You sit down with a prospective employer, you have your shiny resume in front of them, and you expect to start discussing your wonderful credentials. Then, just as you settle in you get, “Well ______________, tell me a little bit about yourself.” With that question you totally freeze, not knowing what to say. Is he interested in your My Little Pony collection? Does he want to know about your crippling addiction to online surveys? That you have an imaginary three legged hamster for a best friend? Probably not. The question is a little trickier than you might think at first.
There is a lot of advice out there on how to handle this question. Some advice has been, “What would you like to know?” Another is, “Well, I was born in a little log cabin in Blah, in the great state of Blahblah.” With some employers we’ve dealt with over the years, either answer could send the wrong signal, and as a result, you have to be careful. Many employers aren’t going to narrow it down for you, and if they do, it’s likely going to end up a boring question about your hobbies. So make sure you take this opportunity when it presents itself.
What we have found over the years is that the best way to answer that question is to say, “Well Mr. Employer, I find myself to be a—,” and at this point, start your sales pitch. What you want to do is focus on the strengths you have that would apply to the job you are interviewing for. Talk about your managerial ability, leadership skills, attention to detail, reliability, etc. Whatever would best tie into what the employer wants. Sometimes it is pure guesswork, but it is a much better way to address that age old question. Every question in an interview is an opportunity to sell yourself. Don’t let even one get away from you.

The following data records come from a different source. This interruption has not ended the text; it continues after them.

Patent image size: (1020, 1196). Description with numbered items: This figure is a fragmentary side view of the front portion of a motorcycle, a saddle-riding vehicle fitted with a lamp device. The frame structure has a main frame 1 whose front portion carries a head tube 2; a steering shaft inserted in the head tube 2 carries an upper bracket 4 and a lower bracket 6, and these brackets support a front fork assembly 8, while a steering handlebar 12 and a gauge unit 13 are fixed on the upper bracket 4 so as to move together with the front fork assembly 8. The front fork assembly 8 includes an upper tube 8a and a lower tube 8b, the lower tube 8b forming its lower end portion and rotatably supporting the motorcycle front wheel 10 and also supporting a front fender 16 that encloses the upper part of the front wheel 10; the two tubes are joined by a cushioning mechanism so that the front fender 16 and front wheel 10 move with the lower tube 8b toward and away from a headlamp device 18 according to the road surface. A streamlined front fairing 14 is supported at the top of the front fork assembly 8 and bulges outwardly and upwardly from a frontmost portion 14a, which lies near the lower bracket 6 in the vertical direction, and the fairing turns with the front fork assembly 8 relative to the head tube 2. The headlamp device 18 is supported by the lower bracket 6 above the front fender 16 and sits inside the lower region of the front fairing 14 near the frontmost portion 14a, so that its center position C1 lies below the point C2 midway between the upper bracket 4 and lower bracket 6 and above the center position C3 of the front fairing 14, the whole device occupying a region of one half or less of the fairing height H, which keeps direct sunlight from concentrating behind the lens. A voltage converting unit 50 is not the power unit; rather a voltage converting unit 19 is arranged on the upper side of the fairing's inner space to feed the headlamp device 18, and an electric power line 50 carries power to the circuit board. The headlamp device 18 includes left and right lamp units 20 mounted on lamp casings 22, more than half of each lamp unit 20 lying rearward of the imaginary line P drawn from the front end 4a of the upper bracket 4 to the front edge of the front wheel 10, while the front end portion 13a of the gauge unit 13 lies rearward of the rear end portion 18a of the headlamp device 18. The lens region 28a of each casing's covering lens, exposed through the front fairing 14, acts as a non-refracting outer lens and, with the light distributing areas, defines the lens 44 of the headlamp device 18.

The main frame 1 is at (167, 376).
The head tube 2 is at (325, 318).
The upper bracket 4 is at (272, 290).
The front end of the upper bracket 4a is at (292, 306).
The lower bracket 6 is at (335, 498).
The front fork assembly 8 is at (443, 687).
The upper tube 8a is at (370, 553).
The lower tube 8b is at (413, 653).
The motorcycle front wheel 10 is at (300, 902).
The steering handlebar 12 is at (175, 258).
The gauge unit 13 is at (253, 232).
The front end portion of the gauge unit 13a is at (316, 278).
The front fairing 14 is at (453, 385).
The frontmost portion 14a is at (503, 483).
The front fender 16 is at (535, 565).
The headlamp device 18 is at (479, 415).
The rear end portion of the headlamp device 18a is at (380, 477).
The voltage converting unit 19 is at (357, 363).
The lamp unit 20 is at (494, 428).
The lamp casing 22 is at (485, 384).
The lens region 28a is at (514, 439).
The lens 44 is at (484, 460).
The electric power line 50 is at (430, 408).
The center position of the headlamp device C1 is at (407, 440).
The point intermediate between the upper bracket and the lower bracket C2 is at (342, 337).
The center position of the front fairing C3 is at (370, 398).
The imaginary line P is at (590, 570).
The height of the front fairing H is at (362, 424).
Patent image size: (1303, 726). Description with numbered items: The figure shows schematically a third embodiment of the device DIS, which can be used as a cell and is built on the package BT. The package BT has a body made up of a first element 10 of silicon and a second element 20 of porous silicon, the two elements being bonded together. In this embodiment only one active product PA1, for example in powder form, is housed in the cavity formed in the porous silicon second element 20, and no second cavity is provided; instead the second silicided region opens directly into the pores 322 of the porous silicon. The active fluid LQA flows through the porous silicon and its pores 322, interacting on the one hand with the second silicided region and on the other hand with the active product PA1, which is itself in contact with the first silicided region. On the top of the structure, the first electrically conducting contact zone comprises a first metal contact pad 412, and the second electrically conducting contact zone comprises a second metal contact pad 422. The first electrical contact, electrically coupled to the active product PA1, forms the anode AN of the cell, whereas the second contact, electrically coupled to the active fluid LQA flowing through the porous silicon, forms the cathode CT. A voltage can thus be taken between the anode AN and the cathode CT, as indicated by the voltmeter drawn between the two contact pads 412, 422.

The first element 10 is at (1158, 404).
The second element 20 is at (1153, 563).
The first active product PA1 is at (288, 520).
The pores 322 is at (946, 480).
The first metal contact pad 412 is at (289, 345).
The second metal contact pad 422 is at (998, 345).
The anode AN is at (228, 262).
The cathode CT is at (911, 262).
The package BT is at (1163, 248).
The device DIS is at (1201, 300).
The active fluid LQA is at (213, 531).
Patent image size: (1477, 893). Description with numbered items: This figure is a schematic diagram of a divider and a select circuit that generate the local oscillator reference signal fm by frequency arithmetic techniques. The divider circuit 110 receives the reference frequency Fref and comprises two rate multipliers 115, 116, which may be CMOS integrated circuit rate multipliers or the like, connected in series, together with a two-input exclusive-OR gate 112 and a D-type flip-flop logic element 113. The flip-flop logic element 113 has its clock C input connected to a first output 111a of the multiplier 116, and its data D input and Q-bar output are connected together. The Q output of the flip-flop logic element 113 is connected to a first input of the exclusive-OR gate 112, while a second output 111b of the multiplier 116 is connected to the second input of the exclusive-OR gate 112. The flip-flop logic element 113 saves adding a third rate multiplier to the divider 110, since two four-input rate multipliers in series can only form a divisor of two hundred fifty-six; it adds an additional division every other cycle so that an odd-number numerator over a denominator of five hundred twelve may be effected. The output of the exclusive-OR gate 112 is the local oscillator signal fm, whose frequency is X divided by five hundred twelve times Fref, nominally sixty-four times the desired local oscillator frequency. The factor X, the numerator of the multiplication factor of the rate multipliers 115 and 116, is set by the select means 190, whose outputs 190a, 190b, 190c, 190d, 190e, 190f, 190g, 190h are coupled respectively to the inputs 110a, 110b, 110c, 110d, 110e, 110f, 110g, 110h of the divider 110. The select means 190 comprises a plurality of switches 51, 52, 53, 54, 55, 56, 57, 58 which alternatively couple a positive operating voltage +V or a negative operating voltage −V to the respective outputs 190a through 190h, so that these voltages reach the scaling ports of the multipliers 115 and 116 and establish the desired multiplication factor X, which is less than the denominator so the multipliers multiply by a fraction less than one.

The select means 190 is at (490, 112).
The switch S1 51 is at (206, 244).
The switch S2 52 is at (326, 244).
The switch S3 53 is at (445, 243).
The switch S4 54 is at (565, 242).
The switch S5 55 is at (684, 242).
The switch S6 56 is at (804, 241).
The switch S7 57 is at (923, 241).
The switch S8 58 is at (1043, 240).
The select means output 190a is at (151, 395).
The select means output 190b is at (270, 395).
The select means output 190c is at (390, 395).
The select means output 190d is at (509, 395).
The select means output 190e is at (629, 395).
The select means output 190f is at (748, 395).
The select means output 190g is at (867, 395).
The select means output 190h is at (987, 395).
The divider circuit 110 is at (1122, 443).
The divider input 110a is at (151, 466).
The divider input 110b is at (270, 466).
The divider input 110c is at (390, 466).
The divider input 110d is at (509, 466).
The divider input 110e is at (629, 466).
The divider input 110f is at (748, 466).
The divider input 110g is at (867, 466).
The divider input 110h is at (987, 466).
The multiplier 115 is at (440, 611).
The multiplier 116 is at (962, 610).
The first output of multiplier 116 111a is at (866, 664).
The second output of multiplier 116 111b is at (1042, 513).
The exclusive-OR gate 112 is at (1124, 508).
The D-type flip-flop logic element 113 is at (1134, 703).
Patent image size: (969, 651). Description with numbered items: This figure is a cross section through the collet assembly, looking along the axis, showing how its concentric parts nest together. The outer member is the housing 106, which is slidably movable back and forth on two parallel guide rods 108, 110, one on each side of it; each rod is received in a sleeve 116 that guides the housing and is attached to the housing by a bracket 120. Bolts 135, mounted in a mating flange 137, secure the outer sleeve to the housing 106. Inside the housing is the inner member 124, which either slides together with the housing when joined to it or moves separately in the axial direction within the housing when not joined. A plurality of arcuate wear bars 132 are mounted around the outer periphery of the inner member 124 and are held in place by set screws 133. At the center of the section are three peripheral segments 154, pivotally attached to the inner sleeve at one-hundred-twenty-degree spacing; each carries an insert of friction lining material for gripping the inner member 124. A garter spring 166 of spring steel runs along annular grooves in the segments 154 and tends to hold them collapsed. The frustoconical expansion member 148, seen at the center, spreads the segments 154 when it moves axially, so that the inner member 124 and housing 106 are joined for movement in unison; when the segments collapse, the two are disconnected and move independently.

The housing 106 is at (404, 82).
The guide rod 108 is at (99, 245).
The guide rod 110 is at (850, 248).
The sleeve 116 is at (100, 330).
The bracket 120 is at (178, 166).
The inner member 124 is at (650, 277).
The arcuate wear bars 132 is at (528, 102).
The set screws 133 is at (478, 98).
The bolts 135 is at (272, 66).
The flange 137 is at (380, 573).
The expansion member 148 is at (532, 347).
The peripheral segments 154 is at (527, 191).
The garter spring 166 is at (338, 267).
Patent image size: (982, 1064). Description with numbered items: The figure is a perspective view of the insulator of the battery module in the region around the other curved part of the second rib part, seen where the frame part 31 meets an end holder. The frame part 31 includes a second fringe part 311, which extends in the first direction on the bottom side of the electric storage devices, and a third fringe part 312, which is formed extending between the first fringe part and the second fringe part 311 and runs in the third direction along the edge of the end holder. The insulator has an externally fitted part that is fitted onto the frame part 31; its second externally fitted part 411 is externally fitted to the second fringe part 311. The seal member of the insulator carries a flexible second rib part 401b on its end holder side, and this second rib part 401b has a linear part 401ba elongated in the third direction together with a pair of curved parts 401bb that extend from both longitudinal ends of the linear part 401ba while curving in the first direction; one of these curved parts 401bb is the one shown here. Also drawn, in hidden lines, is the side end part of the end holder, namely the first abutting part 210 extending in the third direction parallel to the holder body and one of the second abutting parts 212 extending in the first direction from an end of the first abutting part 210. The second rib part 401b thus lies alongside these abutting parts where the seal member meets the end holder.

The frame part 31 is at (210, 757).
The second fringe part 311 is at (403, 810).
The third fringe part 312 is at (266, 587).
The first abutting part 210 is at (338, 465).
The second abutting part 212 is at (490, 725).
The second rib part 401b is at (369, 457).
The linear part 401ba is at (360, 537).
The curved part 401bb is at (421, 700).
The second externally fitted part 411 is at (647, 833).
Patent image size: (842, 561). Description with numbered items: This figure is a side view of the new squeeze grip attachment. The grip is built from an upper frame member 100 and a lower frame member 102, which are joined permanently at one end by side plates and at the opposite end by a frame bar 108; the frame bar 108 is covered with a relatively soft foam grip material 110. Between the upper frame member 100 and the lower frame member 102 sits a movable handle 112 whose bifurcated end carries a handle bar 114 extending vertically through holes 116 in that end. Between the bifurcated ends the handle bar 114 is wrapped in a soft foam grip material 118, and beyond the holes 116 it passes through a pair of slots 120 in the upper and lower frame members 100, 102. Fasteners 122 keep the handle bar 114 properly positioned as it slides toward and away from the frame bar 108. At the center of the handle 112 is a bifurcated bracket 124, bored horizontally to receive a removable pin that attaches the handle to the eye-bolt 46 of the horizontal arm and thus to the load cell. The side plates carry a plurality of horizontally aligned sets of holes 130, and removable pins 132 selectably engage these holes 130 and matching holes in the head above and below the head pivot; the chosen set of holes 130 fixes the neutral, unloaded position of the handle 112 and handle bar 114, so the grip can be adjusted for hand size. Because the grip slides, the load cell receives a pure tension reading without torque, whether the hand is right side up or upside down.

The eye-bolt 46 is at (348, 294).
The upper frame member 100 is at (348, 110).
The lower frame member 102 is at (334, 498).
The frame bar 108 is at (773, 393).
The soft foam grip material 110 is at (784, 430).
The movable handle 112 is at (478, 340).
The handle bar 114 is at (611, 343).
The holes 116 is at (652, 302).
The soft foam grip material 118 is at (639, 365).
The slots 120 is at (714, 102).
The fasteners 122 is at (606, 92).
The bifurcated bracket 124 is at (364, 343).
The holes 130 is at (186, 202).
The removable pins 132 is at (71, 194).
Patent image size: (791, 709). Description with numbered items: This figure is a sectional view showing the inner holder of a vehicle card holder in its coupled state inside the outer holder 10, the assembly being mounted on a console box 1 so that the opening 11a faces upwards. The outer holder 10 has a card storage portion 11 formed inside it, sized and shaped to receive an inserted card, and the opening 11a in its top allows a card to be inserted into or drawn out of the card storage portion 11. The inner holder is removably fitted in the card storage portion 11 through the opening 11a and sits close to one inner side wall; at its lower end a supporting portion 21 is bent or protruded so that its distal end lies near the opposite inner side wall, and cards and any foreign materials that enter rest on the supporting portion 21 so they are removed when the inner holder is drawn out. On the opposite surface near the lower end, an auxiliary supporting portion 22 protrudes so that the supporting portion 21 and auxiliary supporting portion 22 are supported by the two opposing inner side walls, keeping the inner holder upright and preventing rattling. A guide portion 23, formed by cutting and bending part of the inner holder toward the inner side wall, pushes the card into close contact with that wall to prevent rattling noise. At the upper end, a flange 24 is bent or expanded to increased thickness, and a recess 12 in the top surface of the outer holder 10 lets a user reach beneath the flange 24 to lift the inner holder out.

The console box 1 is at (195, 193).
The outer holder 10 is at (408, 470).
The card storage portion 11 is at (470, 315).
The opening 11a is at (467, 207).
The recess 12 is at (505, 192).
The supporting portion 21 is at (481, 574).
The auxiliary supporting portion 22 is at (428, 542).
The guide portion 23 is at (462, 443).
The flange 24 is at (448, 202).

For you to do this effectively, you must prepare for it, and rehearse it. You may never get asked the question, but as the old saying goes, “an ounce of prevention is worth a pound of cure.” Make a list of your strengths and weaknesses, then memorize it. Your mind can go blank when you’re on the spot, and you may struggle to just remember what your strengths are. But if you memorize a list of them, you’ll have an easier time recalling them when under pressure. Before any interview, go over your list, and try to find ways to apply them all to the job you’re interviewing for.
As mentioned above, there is a lot of advice out there, and everyone has an opinion. But, we know for a fact that the approach suggested above does, and has worked. Everytime you speak on an interview, you should be demonstrating some way you’re the perfect candidate. Being ready to tell an employer about yourself in a positive and beneficial manner will only help you nail the interview.